Film tax avoidance scheme closed
A film tax avoidance scheme which routed profits of a tax advisory business through employee benefit trusts has been closed by a tribunal.
HM Revenue and Customs (HMRC) challenged tax deductions of almost £9m ($14m) which tax advisor John Dryburgh’s companies, Scotts Atlantic Management Ltd and Scotts Film Management Ltd, paid into Employee Benefit Trusts.
According to HMRC, the tax avoidance involved trying to extract profits from companies while at the same time securing corporation tax deductions. Employers paid money into an Employee Benefit Trust (EBT) and claimed corporation tax deductions. The EBT gave undervalued shares in a new company, causing a loss to the employer.
The Tribunal said: “There is no doubt that Mr Dryburgh not only lied to the Tribunal in a material way, but he appeared also to have fabricated evidence, forged documents and thrown away a memory stick in order to destroy evidence.”

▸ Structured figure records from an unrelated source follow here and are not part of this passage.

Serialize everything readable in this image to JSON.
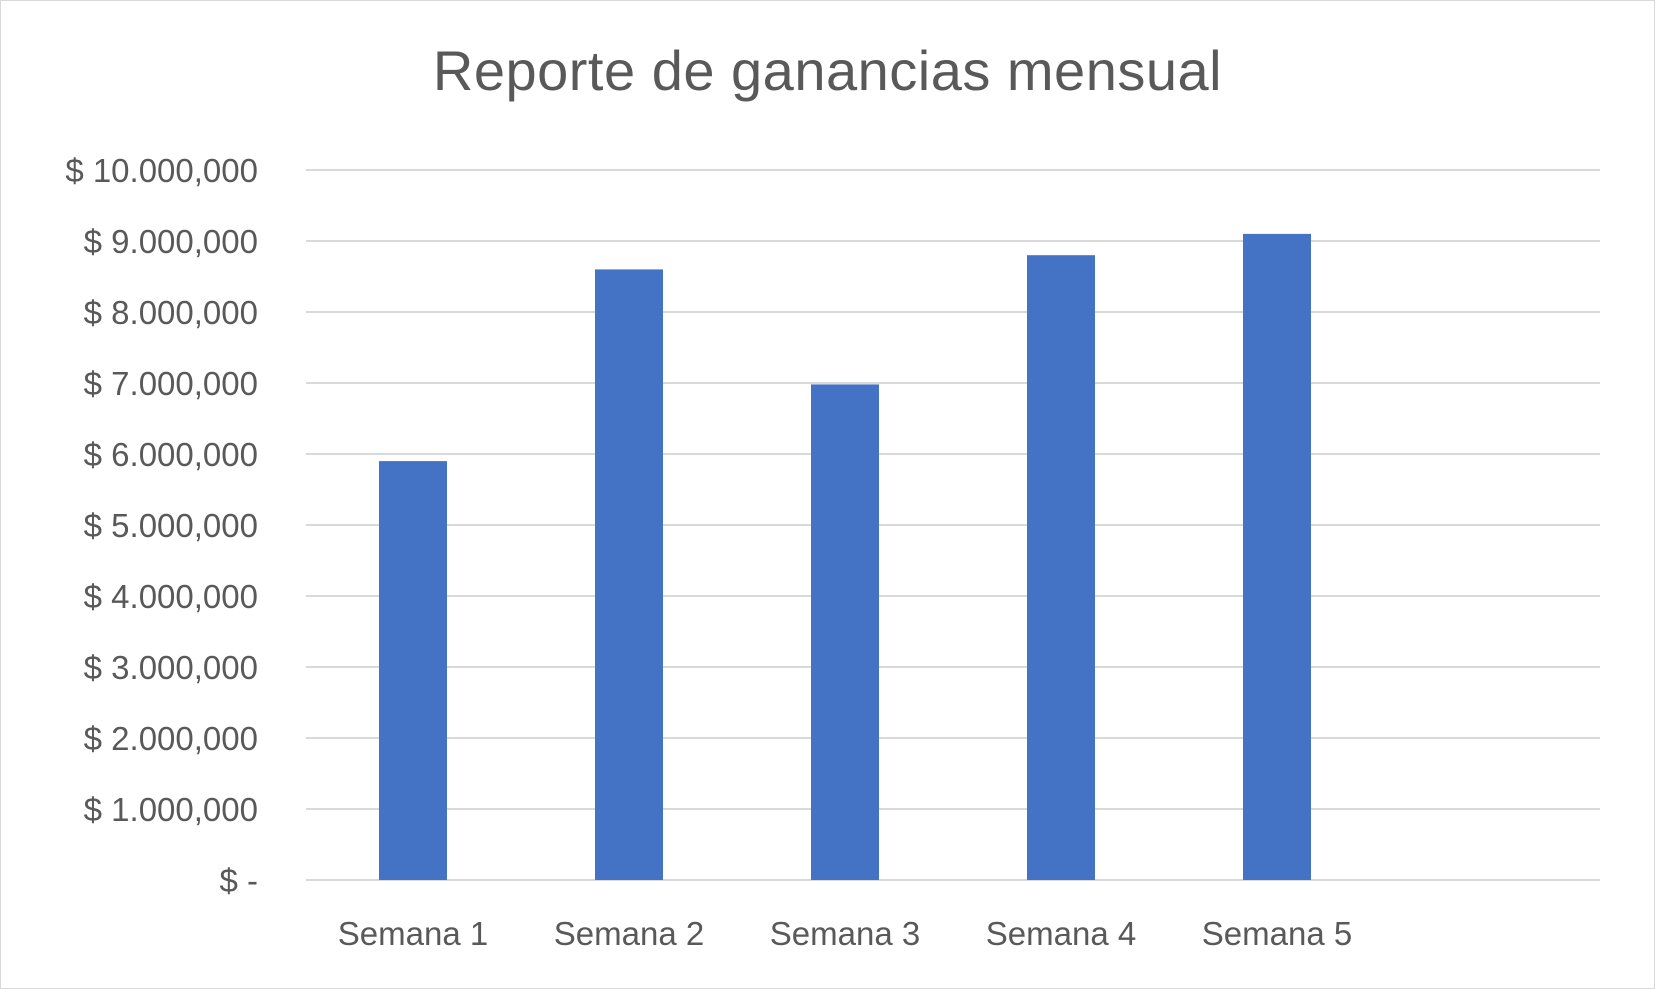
{
  "chart_data": {
    "type": "bar",
    "title": "Reporte de ganancias mensual",
    "xlabel": "",
    "ylabel": "",
    "categories": [
      "Semana 1",
      "Semana 2",
      "Semana 3",
      "Semana 4",
      "Semana 5"
    ],
    "values": [
      5900000,
      8600000,
      6980000,
      8800000,
      9100000
    ],
    "ylim": [
      0,
      10000000
    ],
    "y_ticks": [
      {
        "value": 0,
        "label": "$ -"
      },
      {
        "value": 1000000,
        "label": "$ 1.000,000"
      },
      {
        "value": 2000000,
        "label": "$ 2.000,000"
      },
      {
        "value": 3000000,
        "label": "$ 3.000,000"
      },
      {
        "value": 4000000,
        "label": "$ 4.000,000"
      },
      {
        "value": 5000000,
        "label": "$ 5.000,000"
      },
      {
        "value": 6000000,
        "label": "$ 6.000,000"
      },
      {
        "value": 7000000,
        "label": "$ 7.000,000"
      },
      {
        "value": 8000000,
        "label": "$ 8.000,000"
      },
      {
        "value": 9000000,
        "label": "$ 9.000,000"
      },
      {
        "value": 10000000,
        "label": "$ 10.000,000"
      }
    ],
    "grid": true,
    "legend": "none",
    "bar_color": "#4472c4"
  }
}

Although Mr Dryburgh is in bankruptcy and Scotts Atlantic Management is in liquidation, HMRC believes that the cash can be recovered.
The exchequer secretary to the Treasury, David Gauke, said:
“This scheme – like so many others – was not worth buying into. The Government has made almost £1bn ($1.55bn) available to HMRC to tackle the issues of avoidance and evasion and to ensure that the minority who try to avoid their responsibilities pay the tax due.
“HMRC will always challenge this type of planning and the tribunal decision should send a clear message to anyone thinking they can get away with tax dodging – HMRC will pursue you and you will have to pay the tax due as well as interest, on top of the promoter’s fees.”